The King and some of his court managed to escape by running to safety along Sarn Cynfelin, Gwyddno Garahir and his followers were forced to leave the lowlands and make a poorer living in the hills and valleys of Wales.

Another, more bawdy version, maintains that Seithennin was a visiting local King, who, at the time of the storm, was intent on amorously distracting the fair maiden Mererid, who was in charge of the sluice gates. Successful in his mission, Mererid was therefore unable to shut the gates, and the land was flooded.

Cantre’r Gwaelod was said to cover much of the lowlands now beneath Cardigan Bay, and many geographical features are connected to the legend. 

The Sarnau, single ridges several miles long, which run at roughly right angles to the shore, are located between each of the four river mouths in the north of the Bay.

 Legend has it that these ridges are the remains of causeways built to give access to the present mainland at high tide, but they are probably the remains of glacial moraines – formations of gravel, clay, sand and boulders left behind as the glaciers melted away at the end of the last Ice Age.

The legend has inspired many poems and songs throughout the ages.
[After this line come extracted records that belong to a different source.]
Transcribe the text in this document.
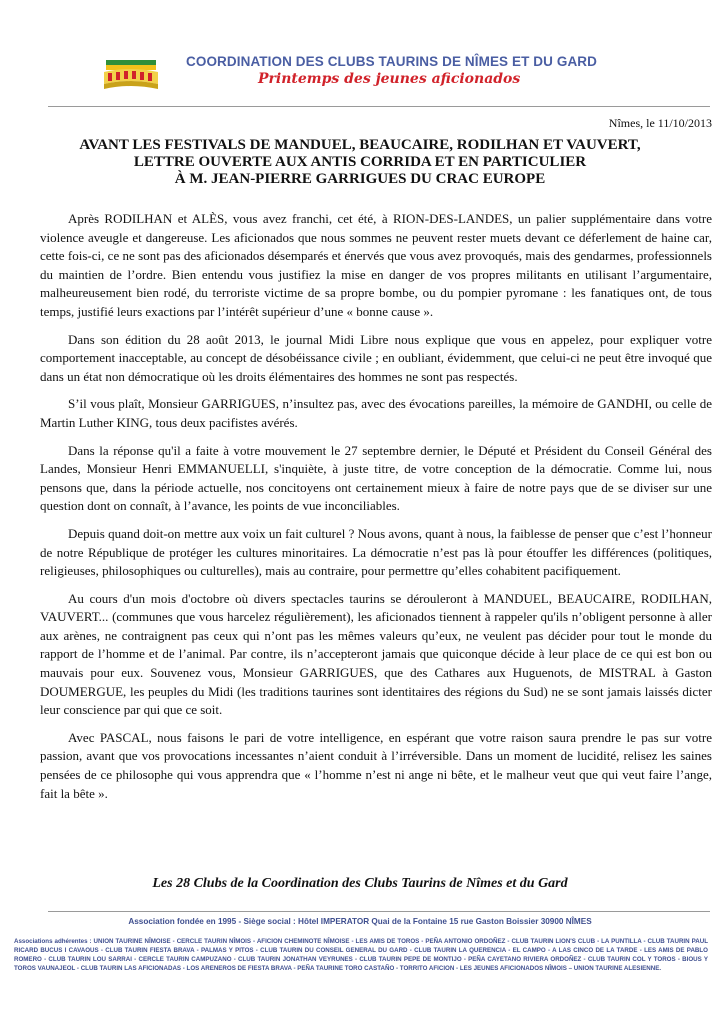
COORDINATION DES CLUBS TAURINS DE NÎMES ET DU GARD
Printemps des jeunes aficionados
Nîmes, le 11/10/2013
AVANT LES FESTIVALS DE MANDUEL, BEAUCAIRE, RODILHAN ET VAUVERT,
LETTRE OUVERTE AUX ANTIS CORRIDA ET EN PARTICULIER
À M. JEAN-PIERRE GARRIGUES DU CRAC EUROPE

Après RODILHAN et ALÈS, vous avez franchi, cet été, à RION-DES-LANDES, un palier supplémentaire dans votre violence aveugle et dangereuse. Les aficionados que nous sommes ne peuvent rester muets devant ce déferlement de haine car, cette fois-ci, ce ne sont pas des aficionados désemparés et énervés que vous avez provoqués, mais des gendarmes, professionnels du maintien de l’ordre. Bien entendu vous justifiez la mise en danger de vos propres militants en utilisant l’argumentaire, malheureusement bien rodé, du terroriste victime de sa propre bombe, ou du pompier pyromane : les fanatiques ont, de tous temps, justifié leurs exactions par l’intérêt supérieur d’une « bonne cause ».

Dans son édition du 28 août 2013, le journal Midi Libre nous explique que vous en appelez, pour expliquer votre comportement inacceptable, au concept de désobéissance civile ; en oubliant, évidemment, que celui-ci ne peut être invoqué que dans un état non démocratique où les droits élémentaires des hommes ne sont pas respectés.

S’il vous plaît, Monsieur GARRIGUES, n’insultez pas, avec des évocations pareilles, la mémoire de GANDHI, ou celle de Martin Luther KING, tous deux pacifistes avérés.

Dans la réponse qu'il a faite à votre mouvement le 27 septembre dernier, le Député et Président du Conseil Général des Landes, Monsieur Henri EMMANUELLI, s'inquiète, à juste titre, de votre conception de la démocratie. Comme lui, nous pensons que, dans la période actuelle, nos concitoyens ont certainement mieux à faire de notre pays que de se diviser sur une question dont on connaît, à l’avance, les points de vue inconciliables.

Depuis quand doit-on mettre aux voix un fait culturel ? Nous avons, quant à nous, la faiblesse de penser que c’est l’honneur de notre République de protéger les cultures minoritaires. La démocratie n’est pas là pour étouffer les différences (politiques, religieuses, philosophiques ou culturelles), mais au contraire, pour permettre qu’elles cohabitent pacifiquement.

Au cours d'un mois d'octobre où divers spectacles taurins se dérouleront à MANDUEL, BEAUCAIRE, RODILHAN, VAUVERT... (communes que vous harcelez régulièrement), les aficionados tiennent à rappeler qu'ils n’obligent personne à aller aux arènes, ne contraignent pas ceux qui n’ont pas les mêmes valeurs qu’eux, ne veulent pas décider pour tout le monde du rapport de l’homme et de l’animal. Par contre, ils n’accepteront jamais que quiconque décide à leur place de ce qui est bon ou mauvais pour eux. Souvenez vous, Monsieur GARRIGUES, que des Cathares aux Huguenots, de MISTRAL à Gaston DOUMERGUE, les peuples du Midi (les traditions taurines sont identitaires des régions du Sud) ne se sont jamais laissés dicter leur conscience par qui que ce soit.

Avec PASCAL, nous faisons le pari de votre intelligence, en espérant que votre raison saura prendre le pas sur votre passion, avant que vos provocations incessantes n’aient conduit à l’irréversible. Dans un moment de lucidité, relisez les saines pensées de ce philosophe qui vous apprendra que « l’homme n’est ni ange ni bête, et le malheur veut que qui veut faire l’ange, fait la bête ».

Les 28 Clubs de la Coordination des Clubs Taurins de Nîmes et du Gard
Association fondée en 1995 - Siège social : Hôtel IMPERATOR Quai de la Fontaine 15 rue Gaston Boissier 30900 NÎMES
Associations adhérentes : UNION TAURINE NÎMOISE - CERCLE TAURIN NÎMOIS - AFICION CHEMINOTE NÎMOISE - LES AMIS DE TOROS - PEÑA ANTONIO ORDOÑEZ - CLUB TAURIN LION'S CLUB - LA PUNTILLA - CLUB TAURIN PAUL RICARD BUCUS I CAVAOUS - CLUB TAURIN FIESTA BRAVA - PALMAS Y PITOS - CLUB TAURIN DU CONSEIL GENERAL DU GARD - CLUB TAURIN LA QUERENCIA - EL CAMPO - A LAS CINCO DE LA TARDE - LES AMIS DE PABLO ROMERO - CLUB TAURIN LOU SARRAI - CERCLE TAURIN CAMPUZANO - CLUB TAURIN JONATHAN VEYRUNES - CLUB TAURIN PEPE DE MONTIJO - PEÑA CAYETANO RIVIERA ORDOÑEZ - CLUB TAURIN COL Y TOROS - BIOUS Y TOROS VAUNAJEOL - CLUB TAURIN LAS AFICIONADAS - LOS ARENEROS DE FIESTA BRAVA - PEÑA TAURINE TORO CASTAÑO - TORRITO AFICION - LES JEUNES AFICIONADOS NÎMOIS – UNION TAURINE ALESIENNE.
It is first thought to be mentioned in the 750-year old Black Book of Carmarthen. 

The Black Book, which was named after the colour of its binding, was written in 1250, and contained poems and much older material relating to events that had taken place centuries earlier, including a poem about Cantre’r Gwaelod.
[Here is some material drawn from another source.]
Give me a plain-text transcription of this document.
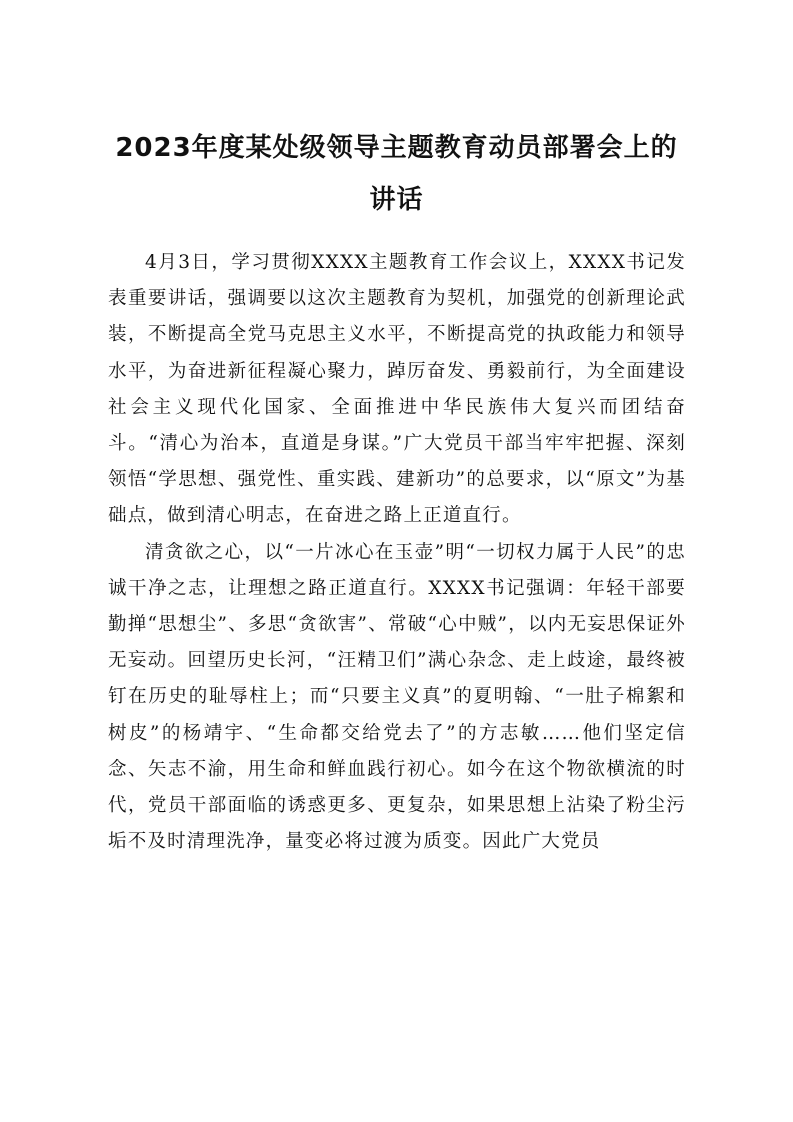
2023年度某处级领导主题教育动员部署会上的讲话

4月3日，学习贯彻XXXX主题教育工作会议上，XXXX书记发表重要讲话，强调要以这次主题教育为契机，加强党的创新理论武装，不断提高全党马克思主义水平，不断提高党的执政能力和领导水平，为奋进新征程凝心聚力，踔厉奋发、勇毅前行，为全面建设社会主义现代化国家、全面推进中华民族伟大复兴而团结奋斗。“清心为治本，直道是身谋。”广大党员干部当牢牢把握、深刻领悟“学思想、强党性、重实践、建新功”的总要求，以“原文”为基础点，做到清心明志，在奋进之路上正道直行。

清贪欲之心，以“一片冰心在玉壶”明“一切权力属于人民”的忠诚干净之志，让理想之路正道直行。XXXX书记强调：年轻干部要勤掸“思想尘”、多思“贪欲害”、常破“心中贼”，以内无妄思保证外无妄动。回望历史长河，“汪精卫们”满心杂念、走上歧途，最终被钉在历史的耻辱柱上；而“只要主义真”的夏明翰、“一肚子棉絮和树皮”的杨靖宇、“生命都交给党去了”的方志敏……他们坚定信念、矢志不渝，用生命和鲜血践行初心。如今在这个物欲横流的时代，党员干部面临的诱惑更多、更复杂，如果思想上沾染了粉尘污垢不及时清理洗净，量变必将过渡为质变。因此广大党员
The poem is called “Boddi Maes Gwyddno”, The Drowning of the Land of Gwyddno, and tells the early version of story where the maiden Mererid is held responsible for allowing the deluge that floods the land.

Whichever version of the legend you choose, it is said that if you listen closely you can hear the bells of the lost city ringing out from under the sea, especially on quiet Sunday mornings, and particularly if you’re in Aberdyfi, which is famous in Welsh folk legend as being the nearest place on dry land to Cantre’r Gwaelod. 

The well-known song ‘The Bells of Aberdyfi’ became popular during the 18th Century in the music halls and is still popular during sing-songs in Welsh pubs today.